BayBE has a set of features that makes it unique across the AI-driven experimentation planners available open-source from academic groups and some industry consortia, and software vendors. For example, built-in chemical encodings to improve campaigns with chemical knowledge, custom parameter encodings to improve campaigns with domain knowledge, custom surrogate models for specialized problems or active learning. All objects are fully de-/serializable for storing results in databases or use in wrappers like application programming interfaces, hybrid (mixed continuous and discrete spaces), transfer learning to mix data from multiple campaigns and accelerate optimization, comprehensive back-test, simulation and imputation utilities to find your best setting and fully typed and hypothesis-tested for a robust code base.

Retrosynthesis software

Retrosynthesis is a common organic chemistry problem solving technique that starts with a target molecule and works iteratively backwards to simpler starting compounds. Without SYNTHIA retrosynthesis software, organic chemists must rely on their own knowledge, expertise and other time-consuming manual methods for synthetic route planning. Engineered by organic chemists and computer scientists over the course of 15 years, SYNTHIA retrosynthesis software harnesses the power of AI in chemistry to curate information and predict reactions for computer-aided synthetic design of optimal synthetic routes. Based on years of development as Chematica, then further enhancement as SYNTHIA retrosynthesis software, this unique tool enables chemists to easily navigate through viable pathways that can be executed at the bench.

The Merck Compound Synthesis Challenge7 is a globally open competition to identify the most efficient synthetic pathway for a given small molecular compound. The competition is open to scientists of all career levels from around the world. After a 48-hour sprint to develop a synthetic route, in which all teams are given access to SYNTHIA to utilize during the competition, the routes undergo review to determine the top routes which will be tested in a wet lab. The team with the best route wins a prize of €10,000.

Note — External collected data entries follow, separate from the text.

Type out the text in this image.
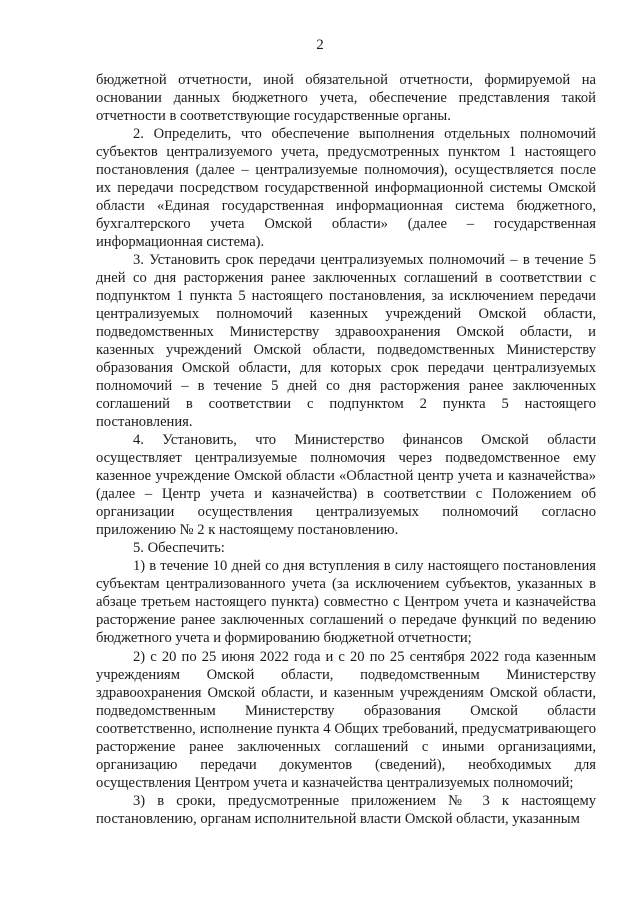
2

бюджетной отчетности, иной обязательной отчетности, формируемой на основании данных бюджетного учета, обеспечение представления такой отчетности в соответствующие государственные органы.

2. Определить, что обеспечение выполнения отдельных полномочий субъектов централизуемого учета, предусмотренных пунктом 1 настоящего постановления (далее – централизуемые полномочия), осуществляется после их передачи посредством государственной информационной системы Омской области «Единая государственная информационная система бюджетного, бухгалтерского учета Омской области» (далее – государственная информационная система).

3. Установить срок передачи централизуемых полномочий – в течение 5 дней со дня расторжения ранее заключенных соглашений в соответствии с подпунктом 1 пункта 5 настоящего постановления, за исключением передачи централизуемых полномочий казенных учреждений Омской области, подведомственных Министерству здравоохранения Омской области, и казенных учреждений Омской области, подведомственных Министерству образования Омской области, для которых срок передачи централизуемых полномочий – в течение 5 дней со дня расторжения ранее заключенных соглашений в соответствии с подпунктом 2 пункта 5 настоящего постановления.

4. Установить, что Министерство финансов Омской области осуществляет централизуемые полномочия через подведомственное ему казенное учреждение Омской области «Областной центр учета и казначейства» (далее – Центр учета и казначейства) в соответствии с Положением об организации осуществления централизуемых полномочий согласно приложению № 2 к настоящему постановлению.

5. Обеспечить:

1) в течение 10 дней со дня вступления в силу настоящего постановления субъектам централизованного учета (за исключением субъектов, указанных в абзаце третьем настоящего пункта) совместно с Центром учета и казначейства расторжение ранее заключенных соглашений о передаче функций по ведению бюджетного учета и формированию бюджетной отчетности;

2) с 20 по 25 июня 2022 года и с 20 по 25 сентября 2022 года казенным учреждениям Омской области, подведомственным Министерству здравоохранения Омской области, и казенным учреждениям Омской области, подведомственным Министерству образования Омской области соответственно, исполнение пункта 4 Общих требований, предусматривающего расторжение ранее заключенных соглашений с иными организациями, организацию передачи документов (сведений), необходимых для осуществления Центром учета и казначейства централизуемых полномочий;

3) в сроки, предусмотренные приложением № 3 к настоящему постановлению, органам исполнительной власти Омской области, указанным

Other open innovation and crowd sourcing offers that also involve research grants or competitions in relation to innovation powered by digital and data are regularly posted at http://researchgrants.merckgroup.com and http://researchchallenges.merckgroup.com. Likewise, the topic consistently plays a major role at the bi-annual Curious – Future Insight Conference and the Innovation Cup, a one-week summer camp for students and young professionals with a chance to win the Merck Innovation Cup along with €20,000 for the most innovative project plan9,8. We will also roll out new scientific awards to honour and enable scientists whose work is utilizing new digital methodologies to advance science. For example, the 2024 Merck Future Insight Prize will be given to a researcher for work to help fight the next pandemic with AI.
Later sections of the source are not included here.